- Interactive map of Madcap

Restaurant information
- Established: 2017
- Owner: Ron Siegel
- Head chef: Ron Siegel
- Food type: Asian
- Rating: (Michelin Guide)
- Location: 198 Sir Francis Drake Boulevard, San Anselmo, Marin, California, 94960, United States
- Coordinates: 37°58′29″N 122°33′42″W﻿ / ﻿37.97476°N 122.561569°W
- Seating capacity: 45
- Website: madcapmarin.com

= Madcap (restaurant) =

Restaurant in San Anselmo, California, U.S.

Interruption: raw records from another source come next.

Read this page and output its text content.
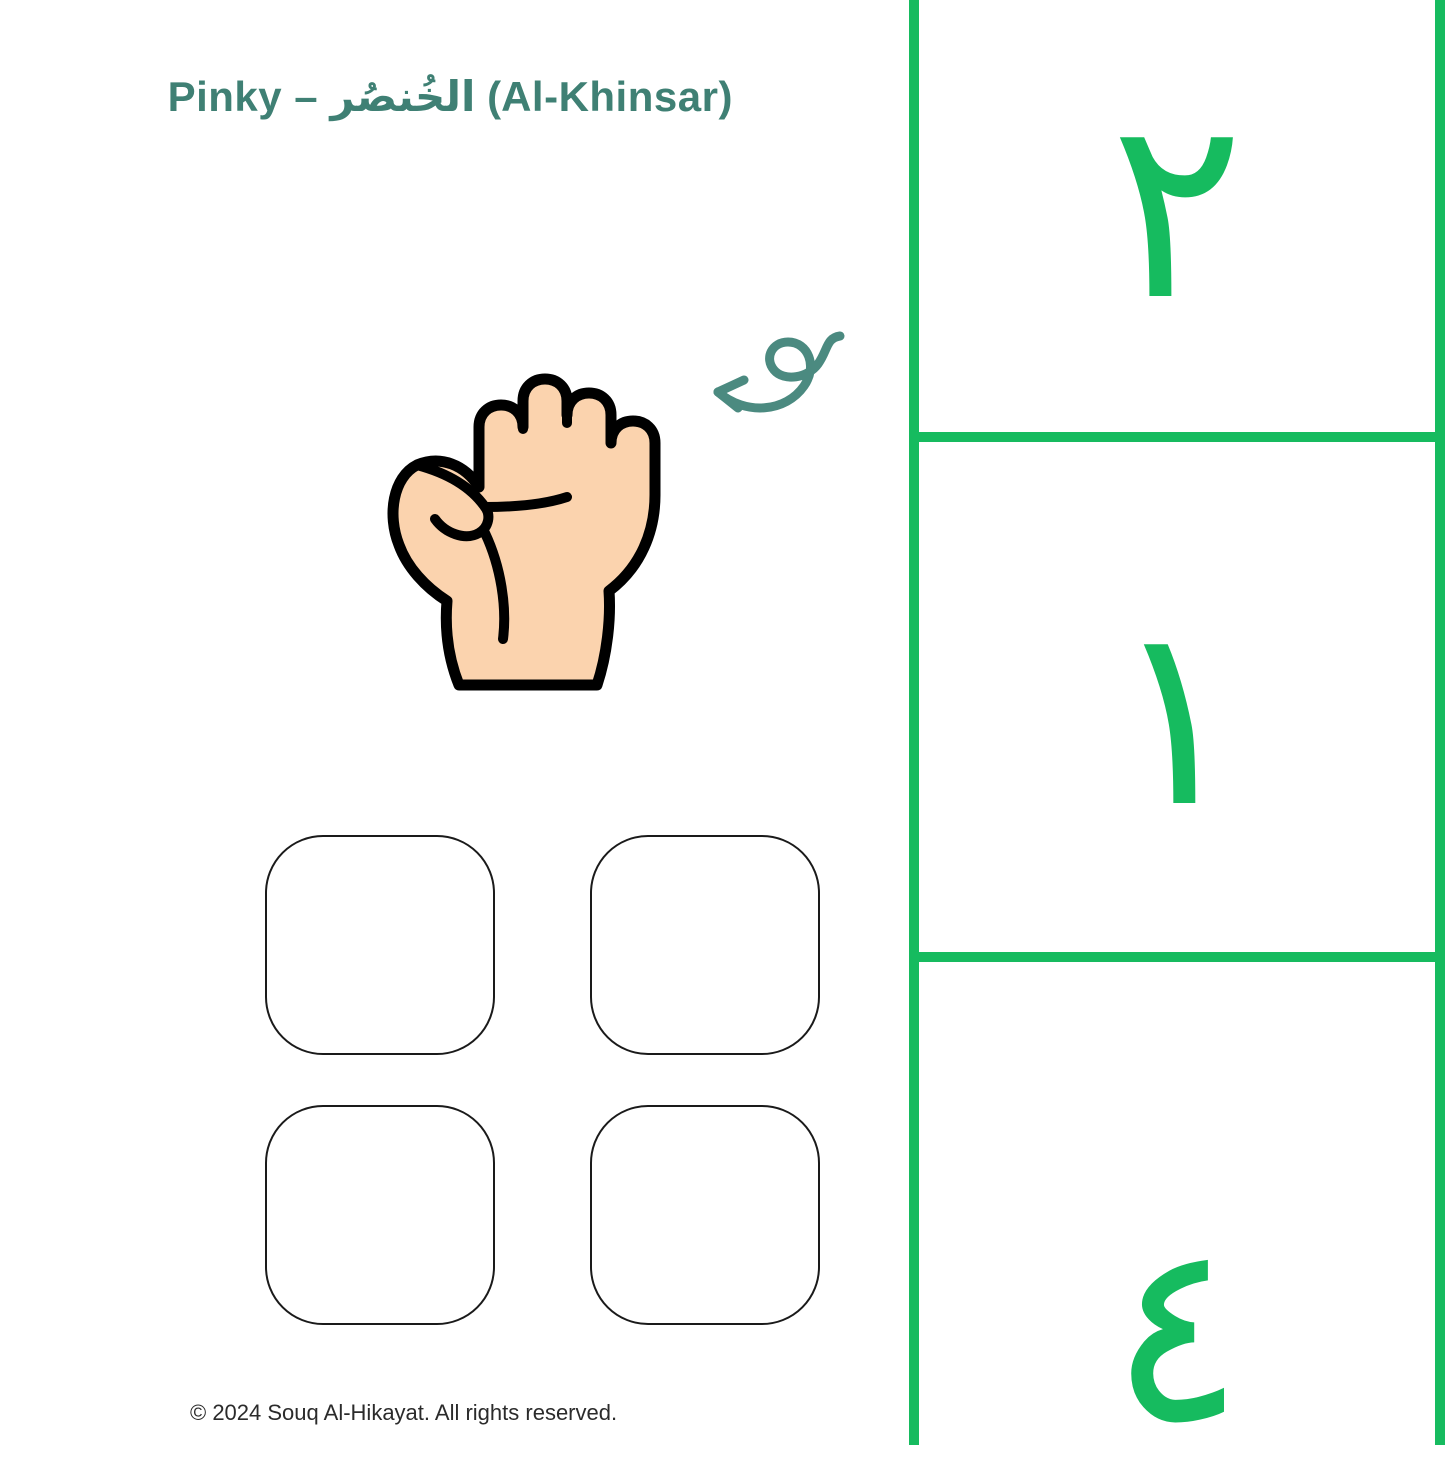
Pinky – الخُنصُر (Al-Khinsar)
© 2024 Souq Al-Hikayat. All rights reserved.
٢
١
٤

Madcap is a contemporary Asian restaurant in San Anselmo, California. Opened in 2017 by Ron Siegel, the restaurant has received a Michelin star.

== Description ==
The 45-seat restaurant serves a prix fixe menu. Dishes include a rabbit tortelloni, tuna tartare with sesame seeds and ginger, charred octopus, a pot de crème with ice cream, and a salad made of summer melon and cucumber.

== History ==
Madcap opened in 2017 in a space previously occupied by the Lincoln Park Wine Bar.

== Reception ==
Madcap has received one Michelin star, denoting "high-quality cooking" that is "worth a stop". The Michelin Guide described it as an "upscale yet approachable" restaurant.